The way you send a cookie with express is as part of the res object with the res.cookie method which allows us to pass in a name and a value.

app.get('/setname', (req, res)=> {
    res.cookie('name', 'stevie chicks');
    res.send(`<p>Cookie sent.</p>`)
})

Source: express docs

Now, to access the information stored in the cookie, we need to access it through req.cookie as express turns the data into an object contained in the request object. Unfortunately, express does not parse cookies out of the box, for that we can use cookie-parser => npm install cookie-parser.

npm cookie-parser

Optionally you may enable signed cookie support by passing a secret string, which assigns req.secret so it may be used by other middleware. Signing a cookie means taking a cookie and passing it through cookie-parser to 'sign it', basically encrypt it when sent to the client, then it will sent back to the server, where cookie-parser will be able to tell us if any of those cookies have been tampered with because they won't match. Signing is a way of making sure that the original data that we sent to the client through the browser is the same data that is being sent back to the server.
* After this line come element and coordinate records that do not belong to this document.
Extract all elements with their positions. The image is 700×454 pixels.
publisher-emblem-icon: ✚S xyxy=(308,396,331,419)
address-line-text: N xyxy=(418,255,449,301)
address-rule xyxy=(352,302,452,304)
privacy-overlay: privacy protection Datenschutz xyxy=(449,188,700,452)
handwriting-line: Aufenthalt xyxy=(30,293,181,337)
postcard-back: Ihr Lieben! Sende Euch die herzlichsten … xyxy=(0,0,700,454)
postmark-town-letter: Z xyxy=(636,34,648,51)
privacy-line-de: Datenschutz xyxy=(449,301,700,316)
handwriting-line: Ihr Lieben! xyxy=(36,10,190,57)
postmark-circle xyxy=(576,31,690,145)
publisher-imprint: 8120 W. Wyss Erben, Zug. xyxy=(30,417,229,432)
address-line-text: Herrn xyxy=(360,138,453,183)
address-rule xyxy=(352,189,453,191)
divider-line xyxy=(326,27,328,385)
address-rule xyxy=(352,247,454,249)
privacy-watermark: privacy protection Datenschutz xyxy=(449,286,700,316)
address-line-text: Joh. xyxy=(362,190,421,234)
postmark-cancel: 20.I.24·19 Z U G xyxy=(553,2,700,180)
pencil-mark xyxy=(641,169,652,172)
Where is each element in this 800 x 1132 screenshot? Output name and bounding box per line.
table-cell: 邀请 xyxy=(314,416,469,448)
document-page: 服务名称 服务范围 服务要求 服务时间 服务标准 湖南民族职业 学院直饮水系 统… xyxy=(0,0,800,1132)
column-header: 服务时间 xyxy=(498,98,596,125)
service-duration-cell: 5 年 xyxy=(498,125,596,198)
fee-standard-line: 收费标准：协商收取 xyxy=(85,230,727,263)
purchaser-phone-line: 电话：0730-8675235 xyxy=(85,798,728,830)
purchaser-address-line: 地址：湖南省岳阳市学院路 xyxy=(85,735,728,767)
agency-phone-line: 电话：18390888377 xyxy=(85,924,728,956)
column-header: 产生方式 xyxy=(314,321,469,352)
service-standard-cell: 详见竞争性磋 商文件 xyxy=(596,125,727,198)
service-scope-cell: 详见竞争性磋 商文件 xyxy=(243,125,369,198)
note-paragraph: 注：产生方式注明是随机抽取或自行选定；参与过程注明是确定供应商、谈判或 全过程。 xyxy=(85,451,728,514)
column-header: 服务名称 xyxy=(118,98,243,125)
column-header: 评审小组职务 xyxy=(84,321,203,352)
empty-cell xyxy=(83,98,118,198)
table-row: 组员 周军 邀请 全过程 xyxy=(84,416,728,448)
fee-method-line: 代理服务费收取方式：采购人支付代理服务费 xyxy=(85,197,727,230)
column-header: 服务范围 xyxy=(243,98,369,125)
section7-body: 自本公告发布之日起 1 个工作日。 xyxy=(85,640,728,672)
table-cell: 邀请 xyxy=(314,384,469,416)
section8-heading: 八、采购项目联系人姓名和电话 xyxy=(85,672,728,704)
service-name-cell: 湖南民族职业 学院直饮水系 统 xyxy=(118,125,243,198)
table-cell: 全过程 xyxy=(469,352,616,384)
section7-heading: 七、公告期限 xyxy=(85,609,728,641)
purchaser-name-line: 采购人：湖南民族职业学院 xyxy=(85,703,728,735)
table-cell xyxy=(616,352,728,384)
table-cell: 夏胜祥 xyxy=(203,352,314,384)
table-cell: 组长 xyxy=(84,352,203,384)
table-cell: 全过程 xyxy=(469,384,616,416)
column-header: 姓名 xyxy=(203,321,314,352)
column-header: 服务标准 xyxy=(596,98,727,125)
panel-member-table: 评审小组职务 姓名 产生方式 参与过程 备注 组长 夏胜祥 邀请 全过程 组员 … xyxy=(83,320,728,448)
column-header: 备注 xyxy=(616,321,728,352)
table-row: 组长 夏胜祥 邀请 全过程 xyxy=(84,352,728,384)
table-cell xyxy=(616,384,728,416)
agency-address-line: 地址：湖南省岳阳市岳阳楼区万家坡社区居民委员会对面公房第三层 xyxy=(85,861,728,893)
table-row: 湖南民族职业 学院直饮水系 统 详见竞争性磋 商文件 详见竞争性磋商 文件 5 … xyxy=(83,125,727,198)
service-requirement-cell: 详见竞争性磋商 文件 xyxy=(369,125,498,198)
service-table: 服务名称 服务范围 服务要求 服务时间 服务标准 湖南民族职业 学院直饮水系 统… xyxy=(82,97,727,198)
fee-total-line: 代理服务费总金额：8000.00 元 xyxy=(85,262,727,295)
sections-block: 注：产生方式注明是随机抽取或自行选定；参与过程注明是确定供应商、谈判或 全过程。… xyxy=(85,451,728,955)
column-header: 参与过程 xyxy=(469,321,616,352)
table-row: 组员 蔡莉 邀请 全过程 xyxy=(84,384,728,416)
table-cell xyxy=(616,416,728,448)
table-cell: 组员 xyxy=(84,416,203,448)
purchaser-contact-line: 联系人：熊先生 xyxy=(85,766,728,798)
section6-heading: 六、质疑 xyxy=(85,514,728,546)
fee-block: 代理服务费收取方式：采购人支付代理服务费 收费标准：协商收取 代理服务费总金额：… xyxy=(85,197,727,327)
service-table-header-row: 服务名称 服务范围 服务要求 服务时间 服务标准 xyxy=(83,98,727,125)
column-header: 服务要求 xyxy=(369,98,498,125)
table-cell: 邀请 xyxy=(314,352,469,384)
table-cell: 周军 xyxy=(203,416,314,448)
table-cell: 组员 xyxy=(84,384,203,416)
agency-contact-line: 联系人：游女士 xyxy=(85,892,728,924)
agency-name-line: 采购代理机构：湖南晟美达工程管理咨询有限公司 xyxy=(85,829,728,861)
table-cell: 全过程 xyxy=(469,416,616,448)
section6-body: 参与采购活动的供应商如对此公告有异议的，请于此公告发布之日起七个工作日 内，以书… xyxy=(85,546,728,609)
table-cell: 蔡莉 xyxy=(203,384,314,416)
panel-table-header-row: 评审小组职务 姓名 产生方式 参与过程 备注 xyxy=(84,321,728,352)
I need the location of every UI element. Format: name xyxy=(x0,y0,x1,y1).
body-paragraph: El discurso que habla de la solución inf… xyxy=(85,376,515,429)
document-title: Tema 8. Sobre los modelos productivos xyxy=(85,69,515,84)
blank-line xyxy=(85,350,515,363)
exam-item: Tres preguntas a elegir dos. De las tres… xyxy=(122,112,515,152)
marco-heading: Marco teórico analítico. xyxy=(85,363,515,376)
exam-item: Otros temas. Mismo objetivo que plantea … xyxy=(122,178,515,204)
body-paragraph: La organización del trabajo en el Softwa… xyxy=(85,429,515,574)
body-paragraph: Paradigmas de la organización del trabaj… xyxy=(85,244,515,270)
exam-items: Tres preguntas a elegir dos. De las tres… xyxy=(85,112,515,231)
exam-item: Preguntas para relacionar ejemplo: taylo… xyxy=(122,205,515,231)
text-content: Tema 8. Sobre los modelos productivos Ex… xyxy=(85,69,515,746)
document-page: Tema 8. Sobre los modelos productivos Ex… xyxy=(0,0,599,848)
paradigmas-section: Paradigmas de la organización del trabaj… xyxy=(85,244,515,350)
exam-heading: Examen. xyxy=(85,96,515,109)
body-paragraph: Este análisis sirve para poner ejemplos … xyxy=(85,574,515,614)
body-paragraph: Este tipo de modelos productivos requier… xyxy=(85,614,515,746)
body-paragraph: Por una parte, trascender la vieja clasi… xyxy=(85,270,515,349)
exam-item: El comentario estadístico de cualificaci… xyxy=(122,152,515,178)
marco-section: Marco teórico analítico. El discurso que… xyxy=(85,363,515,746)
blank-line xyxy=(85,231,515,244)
If we want cookie-parser to parse our signed cookie, we must specify that it is signed, setting { signed: true }, in this case, as a third argument in the res.cookie response.

app.get('/getsignedcookie', (req, res) => {
    res.cookie('fruit', 'grape', { signed: true })
})

To access signed cookies, we need to look inside req.signedCookies instead of req.cookies, this is by design to show intent, to prevent malicious cookie attacks.